One of my all-time favorite and go-to chickpea recipes is the spicy roasted chickpeas, which I got from FitSugar.
However, I wanted to incorporate them into my dinner and dessert today, rather than just a snack. Though I do live only two blocks away from a grocery store, I like to try to use what I have, if possible. So, I decided to make pasta with chickpeas.
Recipe: (serves 1)
1/3 box of whole grain pasta
1/4 can of chickpeas
1 tbsp olive oil
Pinch of basil
Pinch of garlic powder
While the pasta is cooking, cut up 1/2 of a tomato and sprinkle with basil. In a bowl, combine chickpeas and garlic powder. When the pasta is finished, drain and pour olive oil overtop. Mix. Add the garlic-covered chickpeas and the basil-covered tomatoes and viola! Protein-packed pasta.
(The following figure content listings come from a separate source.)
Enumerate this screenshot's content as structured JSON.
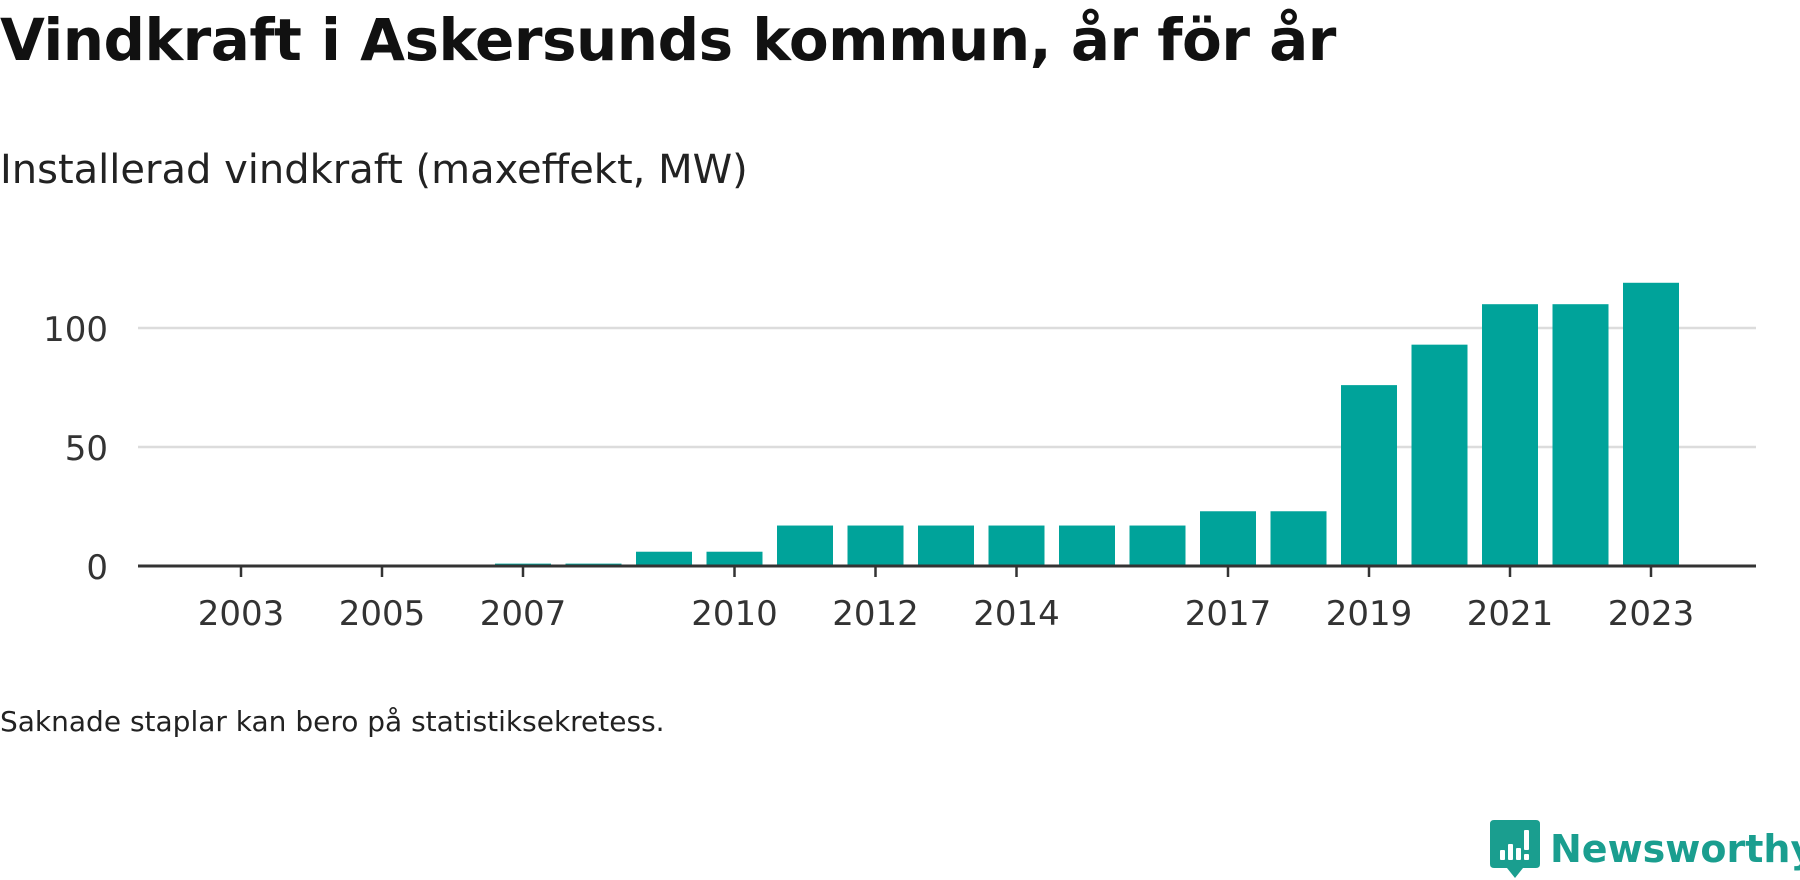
{
  "chart_data": {
    "type": "bar",
    "title": "Vindkraft i Askersunds kommun, år för år",
    "subtitle": "Installerad vindkraft (maxeffekt, MW)",
    "note": "Saknade staplar kan bero på statistiksekretess.",
    "categories": [
      "2003",
      "2004",
      "2005",
      "2006",
      "2007",
      "2008",
      "2009",
      "2010",
      "2011",
      "2012",
      "2013",
      "2014",
      "2015",
      "2016",
      "2017",
      "2018",
      "2019",
      "2020",
      "2021",
      "2022",
      "2023"
    ],
    "values": [
      0,
      0,
      0,
      0,
      1,
      1,
      6,
      6,
      17,
      17,
      17,
      17,
      17,
      17,
      23,
      23,
      76,
      93,
      110,
      110,
      119
    ],
    "x_tick_labels": [
      "2003",
      "2005",
      "2007",
      "2010",
      "2012",
      "2014",
      "2017",
      "2019",
      "2021",
      "2023"
    ],
    "y_ticks": [
      0,
      50,
      100
    ],
    "ylim": [
      0,
      125
    ],
    "bar_color": "#00a39a",
    "grid": true
  },
  "brand": {
    "name": "Newsworthy",
    "color": "#1a9e8f"
  }
}
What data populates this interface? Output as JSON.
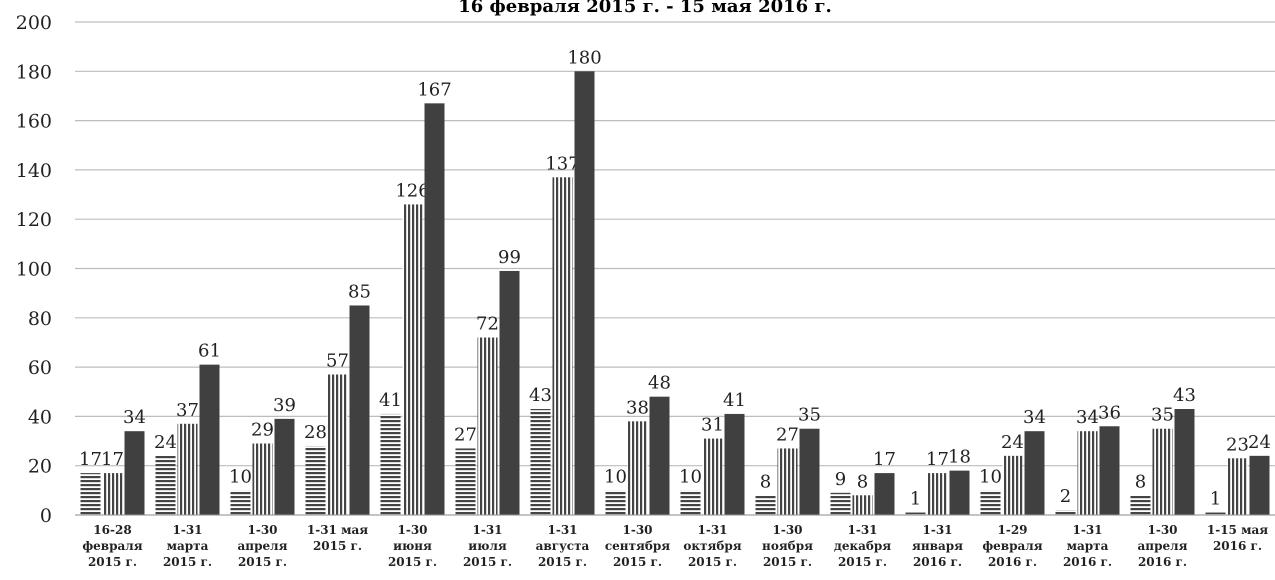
{
  "chart_data": {
    "type": "bar",
    "title": "16 февраля 2015 г. - 15 мая 2016 г.",
    "categories": [
      "16-28\nфевраля\n2015 г.",
      "1-31\nмарта\n2015 г.",
      "1-30\nапреля\n2015 г.",
      "1-31 мая\n2015 г.",
      "1-30\nиюня\n2015 г.",
      "1-31\nиюля\n2015 г.",
      "1-31\nавгуста\n2015 г.",
      "1-30\nсентября\n2015 г.",
      "1-31\nоктября\n2015 г.",
      "1-30\nноября\n2015 г.",
      "1-31\nдекабря\n2015 г.",
      "1-31\nянваря\n2016 г.",
      "1-29\nфевраля\n2016 г.",
      "1-31\nмарта\n2016 г.",
      "1-30\nапреля\n2016 г.",
      "1-15 мая\n2016 г."
    ],
    "series": [
      {
        "color": "#444444",
        "pattern": "horizontal",
        "values": [
          17,
          24,
          10,
          28,
          41,
          27,
          43,
          10,
          10,
          8,
          9,
          1,
          10,
          2,
          8,
          1
        ]
      },
      {
        "color": "#444444",
        "pattern": "vertical",
        "values": [
          17,
          37,
          29,
          57,
          126,
          72,
          137,
          38,
          31,
          27,
          8,
          17,
          24,
          34,
          35,
          23
        ]
      },
      {
        "color": "#404040",
        "pattern": "solid",
        "values": [
          34,
          61,
          39,
          85,
          167,
          99,
          180,
          48,
          41,
          35,
          17,
          18,
          34,
          36,
          43,
          24
        ]
      }
    ],
    "ylim": [
      0,
      200
    ],
    "yticks": [
      0,
      20,
      40,
      60,
      80,
      100,
      120,
      140,
      160,
      180,
      200
    ],
    "grid": true
  }
}
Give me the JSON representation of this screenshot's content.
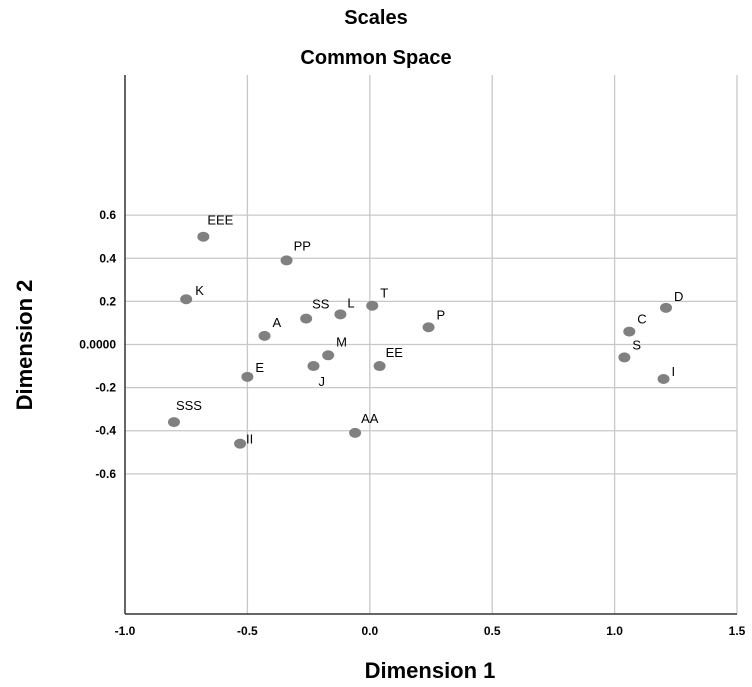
{
  "chart_data": {
    "type": "scatter",
    "title": "Scales",
    "subtitle": "Common Space",
    "xlabel": "Dimension 1",
    "ylabel": "Dimension 2",
    "xlim": [
      -1.0,
      1.5
    ],
    "ylim": [
      -1.25,
      1.25
    ],
    "x_ticks": [
      -1.0,
      -0.5,
      0.0,
      0.5,
      1.0,
      1.5
    ],
    "x_tick_labels": [
      "-1.0",
      "-0.5",
      "0.0",
      "0.5",
      "1.0",
      "1.5"
    ],
    "y_ticks": [
      0.6,
      0.4,
      0.2,
      0.0,
      -0.2,
      -0.4,
      -0.6
    ],
    "y_tick_labels": [
      "0.6",
      "0.4",
      "0.2",
      "0.0000",
      "-0.2",
      "-0.4",
      "-0.6"
    ],
    "grid": true,
    "marker_color": "#808080",
    "points": [
      {
        "label": "EEE",
        "x": -0.68,
        "y": 0.5
      },
      {
        "label": "PP",
        "x": -0.34,
        "y": 0.39
      },
      {
        "label": "K",
        "x": -0.75,
        "y": 0.21
      },
      {
        "label": "SS",
        "x": -0.26,
        "y": 0.12
      },
      {
        "label": "L",
        "x": -0.12,
        "y": 0.14
      },
      {
        "label": "T",
        "x": 0.01,
        "y": 0.18
      },
      {
        "label": "P",
        "x": 0.24,
        "y": 0.08
      },
      {
        "label": "A",
        "x": -0.43,
        "y": 0.04
      },
      {
        "label": "M",
        "x": -0.17,
        "y": -0.05
      },
      {
        "label": "J",
        "x": -0.23,
        "y": -0.1
      },
      {
        "label": "EE",
        "x": 0.04,
        "y": -0.1
      },
      {
        "label": "E",
        "x": -0.5,
        "y": -0.15
      },
      {
        "label": "SSS",
        "x": -0.8,
        "y": -0.36
      },
      {
        "label": "II",
        "x": -0.53,
        "y": -0.46
      },
      {
        "label": "AA",
        "x": -0.06,
        "y": -0.41
      },
      {
        "label": "D",
        "x": 1.21,
        "y": 0.17
      },
      {
        "label": "C",
        "x": 1.06,
        "y": 0.06
      },
      {
        "label": "S",
        "x": 1.04,
        "y": -0.06
      },
      {
        "label": "I",
        "x": 1.2,
        "y": -0.16
      }
    ]
  }
}
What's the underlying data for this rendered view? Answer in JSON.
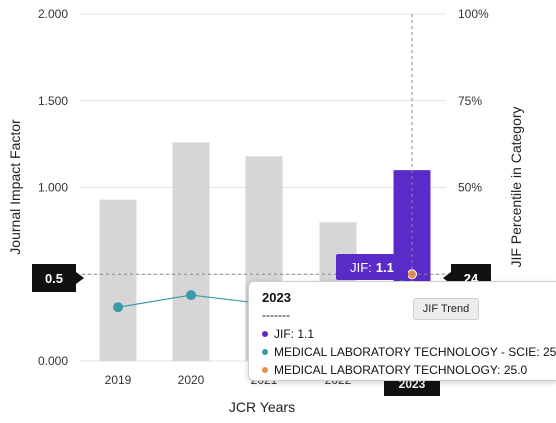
{
  "chart_data": {
    "type": "bar",
    "xlabel": "JCR Years",
    "ylabel": "Journal Impact Factor",
    "y2label": "JIF Percentile in Category",
    "categories": [
      "2019",
      "2020",
      "2021",
      "2022",
      "2023"
    ],
    "ylim": [
      0,
      2
    ],
    "y2lim": [
      0,
      100
    ],
    "yticks": [
      "0.000",
      "0.500",
      "1.000",
      "1.500",
      "2.000"
    ],
    "y2ticks": [
      "0%",
      "25%",
      "50%",
      "75%",
      "100%"
    ],
    "grid": true,
    "series": [
      {
        "name": "JIF",
        "kind": "bar",
        "values": [
          0.93,
          1.26,
          1.18,
          0.8,
          1.1
        ],
        "color": "#d6d6d6",
        "highlight_color": "#5b2bc9"
      },
      {
        "name": "MEDICAL LABORATORY TECHNOLOGY - SCIE",
        "kind": "line",
        "axis": "right",
        "values": [
          15.5,
          19,
          16.5,
          12,
          25
        ],
        "color": "#3a9aa8"
      }
    ],
    "highlight_year": "2023",
    "crosshair_value": 25,
    "highlight_point_color": "#f08a4b"
  },
  "markers": {
    "left_value": "0.5",
    "right_value": "24",
    "bottom_year": "2023"
  },
  "jif_label": {
    "prefix": "JIF:",
    "value": "1.1"
  },
  "trend_tooltip": "JIF Trend",
  "tooltip": {
    "title": "2023",
    "separator": "-------",
    "rows": [
      {
        "text": "JIF: 1.1",
        "color": "#5b2bc9"
      },
      {
        "text": "MEDICAL LABORATORY TECHNOLOGY - SCIE: 25.0",
        "color": "#3a9aa8"
      },
      {
        "text": "MEDICAL LABORATORY TECHNOLOGY: 25.0",
        "color": "#f08a4b"
      }
    ]
  }
}
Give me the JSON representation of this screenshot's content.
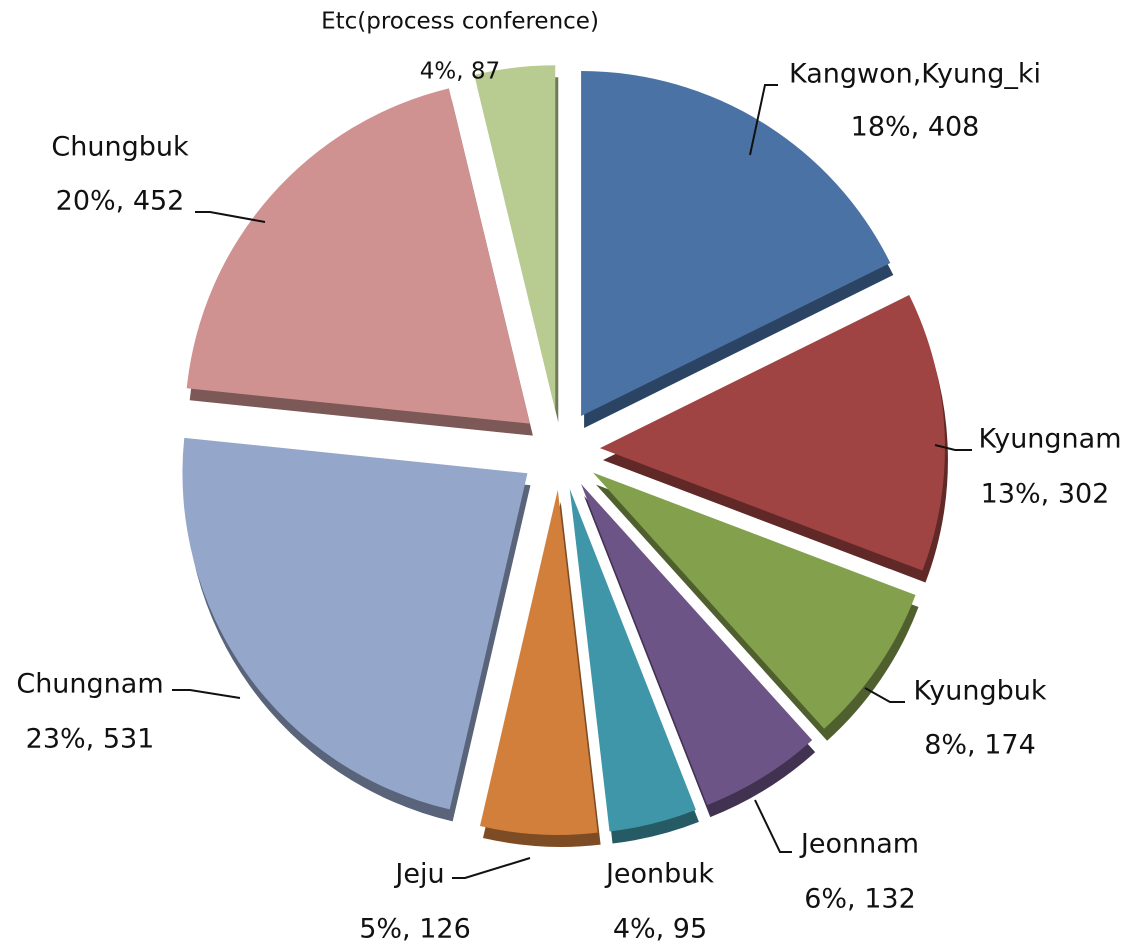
{
  "chart_data": {
    "type": "pie",
    "categories": [
      "Kangwon,Kyung_ki",
      "Kyungnam",
      "Kyungbuk",
      "Jeonnam",
      "Jeonbuk",
      "Jeju",
      "Chungnam",
      "Chungbuk",
      "Etc(process conference)"
    ],
    "values": [
      408,
      302,
      174,
      132,
      95,
      126,
      531,
      452,
      87
    ],
    "value_labels": [
      "18%, 408",
      "13%,  302",
      "8%, 174",
      "6%, 132",
      "4%, 95",
      "5%, 126",
      "23%, 531",
      "20%, 452",
      "4%, 87"
    ],
    "colors": [
      "#4a72a5",
      "#a04443",
      "#83a04c",
      "#6c5487",
      "#3f96a9",
      "#d27f3c",
      "#94a7cb",
      "#cf9291",
      "#b8cc92"
    ]
  }
}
Though the dinner was plenty filling, I was craving something sweet (and wanted to use up another can of chickpeas). I went to my cupboard and refrigerator and saw that I had chocolate chips AND coconut–my favorite flavors. So, I experimented and I was pleasantly surprised with how they turned out.
Recipe: (serves 1-2)
1 can chickpeas
1/2 cup chocolate chips
1 1/2 tbsp coconut oil
1/4 tsp sugar
Pinch of shredded coconut
Drain the can of chickpeas so all of the juices (yummmmmm) are mostly gone (I usually do this by dabbing them with a paper towel). This step is KEY in making the chickpeas crunchy and not soggy. Once they are drained and mostly dry, combine the coconut oil, sugar and chocolate chips. Sprinkle entire mixture onto a pan covered in foil. Bake at 400º for 25-30 minutes. Sprinkle with shredded coconut.
These were so delicious and I was very pleased, so hopefully you will be too. Oh, and I ended up making the spicy roasted chickpeas with the leftover can of chickpeas from the pasta dish–no use in having 3/4 of a can left.
Enjoy the rest of your evening, everyone!